How To Make Cottage Beer

Take a quarter of a peck of good white bran, and put it into ten gallons of water, with three handfuls of hops, boil the whole together until the bran and the hops sink to the bottom. Then strain it through a hair sieve into a cooler, and when it is about lukewarm, add two quarts of molasses. As soon as the molasses is thoroughly incorporated, pour the whole into a nine gallon cask, with two tablespoonfuls of yeast.

When the fermentation has subsided, bung up the cask, and in four days it will be fit for use.

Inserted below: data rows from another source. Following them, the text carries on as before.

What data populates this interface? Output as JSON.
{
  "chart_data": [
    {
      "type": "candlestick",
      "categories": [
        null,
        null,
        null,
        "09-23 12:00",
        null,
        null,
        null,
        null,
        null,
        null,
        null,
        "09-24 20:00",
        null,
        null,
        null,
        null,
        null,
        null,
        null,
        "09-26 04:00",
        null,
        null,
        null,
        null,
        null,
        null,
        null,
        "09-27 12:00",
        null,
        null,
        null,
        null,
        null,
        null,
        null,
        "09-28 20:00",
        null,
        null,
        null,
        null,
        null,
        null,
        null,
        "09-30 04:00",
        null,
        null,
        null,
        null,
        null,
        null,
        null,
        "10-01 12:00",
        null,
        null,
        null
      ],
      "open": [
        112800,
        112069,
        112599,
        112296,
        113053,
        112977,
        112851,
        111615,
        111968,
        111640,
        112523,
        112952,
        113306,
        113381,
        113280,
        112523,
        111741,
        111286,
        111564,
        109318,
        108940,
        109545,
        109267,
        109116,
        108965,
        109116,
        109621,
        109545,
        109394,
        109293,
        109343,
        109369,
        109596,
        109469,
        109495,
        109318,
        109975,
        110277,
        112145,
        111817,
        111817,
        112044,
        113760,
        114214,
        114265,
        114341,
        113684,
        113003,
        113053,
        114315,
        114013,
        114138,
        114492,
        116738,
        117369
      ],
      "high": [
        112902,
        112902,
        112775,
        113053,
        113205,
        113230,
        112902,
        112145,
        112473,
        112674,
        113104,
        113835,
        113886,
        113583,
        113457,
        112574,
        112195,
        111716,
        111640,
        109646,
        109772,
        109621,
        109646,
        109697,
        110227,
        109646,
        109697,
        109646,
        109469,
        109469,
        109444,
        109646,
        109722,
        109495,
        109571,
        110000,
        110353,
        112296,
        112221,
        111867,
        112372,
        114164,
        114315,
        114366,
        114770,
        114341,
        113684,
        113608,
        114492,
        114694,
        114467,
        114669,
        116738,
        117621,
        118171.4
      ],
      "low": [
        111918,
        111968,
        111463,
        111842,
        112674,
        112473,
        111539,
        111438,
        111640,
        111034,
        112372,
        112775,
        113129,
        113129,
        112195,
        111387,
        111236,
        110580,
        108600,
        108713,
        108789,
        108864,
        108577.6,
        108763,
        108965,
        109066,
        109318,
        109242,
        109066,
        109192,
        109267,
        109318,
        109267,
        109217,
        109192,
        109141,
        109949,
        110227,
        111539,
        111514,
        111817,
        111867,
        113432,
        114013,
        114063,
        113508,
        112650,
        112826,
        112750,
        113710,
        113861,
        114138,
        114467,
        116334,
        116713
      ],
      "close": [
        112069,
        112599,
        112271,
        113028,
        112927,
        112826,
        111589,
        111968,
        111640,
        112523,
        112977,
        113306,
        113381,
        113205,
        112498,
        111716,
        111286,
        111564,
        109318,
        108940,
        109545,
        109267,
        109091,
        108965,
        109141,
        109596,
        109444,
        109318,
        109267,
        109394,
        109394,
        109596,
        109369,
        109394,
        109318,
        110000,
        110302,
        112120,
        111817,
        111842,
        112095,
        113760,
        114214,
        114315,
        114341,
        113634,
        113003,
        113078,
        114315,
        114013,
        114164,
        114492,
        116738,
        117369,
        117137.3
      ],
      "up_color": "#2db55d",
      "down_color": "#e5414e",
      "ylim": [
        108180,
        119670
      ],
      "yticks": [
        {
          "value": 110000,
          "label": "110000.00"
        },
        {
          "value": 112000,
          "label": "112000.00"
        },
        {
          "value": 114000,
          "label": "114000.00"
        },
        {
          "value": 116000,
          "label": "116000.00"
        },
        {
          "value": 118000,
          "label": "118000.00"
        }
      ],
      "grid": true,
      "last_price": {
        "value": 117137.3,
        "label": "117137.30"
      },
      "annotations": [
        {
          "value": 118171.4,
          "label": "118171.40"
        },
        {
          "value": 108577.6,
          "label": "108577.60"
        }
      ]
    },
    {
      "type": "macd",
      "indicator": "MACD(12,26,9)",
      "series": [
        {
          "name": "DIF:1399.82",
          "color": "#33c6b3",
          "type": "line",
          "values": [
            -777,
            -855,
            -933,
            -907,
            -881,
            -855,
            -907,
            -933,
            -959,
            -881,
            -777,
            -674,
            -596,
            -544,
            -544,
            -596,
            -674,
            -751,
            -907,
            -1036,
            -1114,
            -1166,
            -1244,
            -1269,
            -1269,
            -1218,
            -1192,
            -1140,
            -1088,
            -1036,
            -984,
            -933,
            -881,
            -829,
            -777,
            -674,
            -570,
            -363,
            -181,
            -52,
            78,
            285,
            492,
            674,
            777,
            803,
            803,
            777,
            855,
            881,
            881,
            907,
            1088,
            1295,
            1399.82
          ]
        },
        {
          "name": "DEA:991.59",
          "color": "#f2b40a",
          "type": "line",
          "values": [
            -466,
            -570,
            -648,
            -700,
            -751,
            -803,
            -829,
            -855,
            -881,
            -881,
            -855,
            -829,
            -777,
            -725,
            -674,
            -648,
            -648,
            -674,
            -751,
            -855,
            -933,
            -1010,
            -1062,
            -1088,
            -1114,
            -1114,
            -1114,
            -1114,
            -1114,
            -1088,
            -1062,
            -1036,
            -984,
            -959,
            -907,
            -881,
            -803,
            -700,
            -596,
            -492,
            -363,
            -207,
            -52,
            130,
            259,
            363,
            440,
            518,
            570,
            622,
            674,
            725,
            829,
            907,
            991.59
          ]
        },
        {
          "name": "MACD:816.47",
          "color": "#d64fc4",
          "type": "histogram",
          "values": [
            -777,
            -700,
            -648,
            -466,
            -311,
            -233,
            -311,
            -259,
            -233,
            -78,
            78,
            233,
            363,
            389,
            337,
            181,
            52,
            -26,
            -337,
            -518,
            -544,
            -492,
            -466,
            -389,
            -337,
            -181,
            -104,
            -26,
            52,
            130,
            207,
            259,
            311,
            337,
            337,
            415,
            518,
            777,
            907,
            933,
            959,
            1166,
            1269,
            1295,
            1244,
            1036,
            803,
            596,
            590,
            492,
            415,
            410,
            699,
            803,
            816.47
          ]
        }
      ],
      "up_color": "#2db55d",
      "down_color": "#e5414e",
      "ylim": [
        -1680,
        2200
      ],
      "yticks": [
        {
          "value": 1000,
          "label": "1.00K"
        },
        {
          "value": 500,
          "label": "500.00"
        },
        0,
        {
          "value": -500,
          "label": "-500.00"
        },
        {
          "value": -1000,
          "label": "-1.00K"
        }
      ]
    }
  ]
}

Table beer, if drawn off into stone jars, with a lump of white sugar in each, and securely corked, will keep good for several months.

Beer

To four gallons of water, take two pounds of sugar, one quart of molasses, half a teacupful of ginger, one pint of sots, two spoonfuls of cream of tartar, one and a half spoonfuls of ground allspice, and three drops of oil of sassafras. Put the spices into bags; heat the water and pour it over the spices; mix the whole of the ingredients in an open vessel, let it stand over night, then skim off the top of the liquid, take out the bags of spices, and pour it carefully into jugs, bottles, or a keg; it will be fit for use in twenty-four hours.

Spruce Beer

Pour eight gallons of cold water into a barrel; to this add eight gallons of boiling water; then put in six tablespoonfuls of essence of spruce, and sixteen pounds of molasses. When sufficiently cold, add half a pint of yeast, and roll the cask about, or shake it well. Keep it in a warm place for two days, with the bung open; by this time the fermentation will have subsided sufficiently for bottling. Bottle it, or put it in stone jars well corked, and it will be fit for use in a week.

Ginger Beer

One ounce and a half of ginger well bruised, one ounce of cream of tartar, one pound of loaf sugar, and one lemon, to every gallon of water. Put these ingredients into an earthen pan, and pour upon them the water boiling. When cold, add a teaspoonful of yeast to each gallon. Let it stand twenty-four hours, then skim it. Bottle it, and keep it in a cool place before you drink it.

The Best Ginger Beer

White sugar, twenty pounds; lemon or lime juice, eighteen ounces; honey, one pound; white ginger, bruised, twenty-two ounces; water, eighteen gallons. Boil the bruised ginger in three gallons of water for half an hour; then add the sugar, the juice, and the honey with the remainder of the water. Boil and strain. When cold, add the white of an egg, and half an ounce of essence of lemon. Allow it to ferment in the usual way. Then in about four days bottle it, and it will keep for months. Smaller quantities may be made by reducing the ingredients in equal proportions.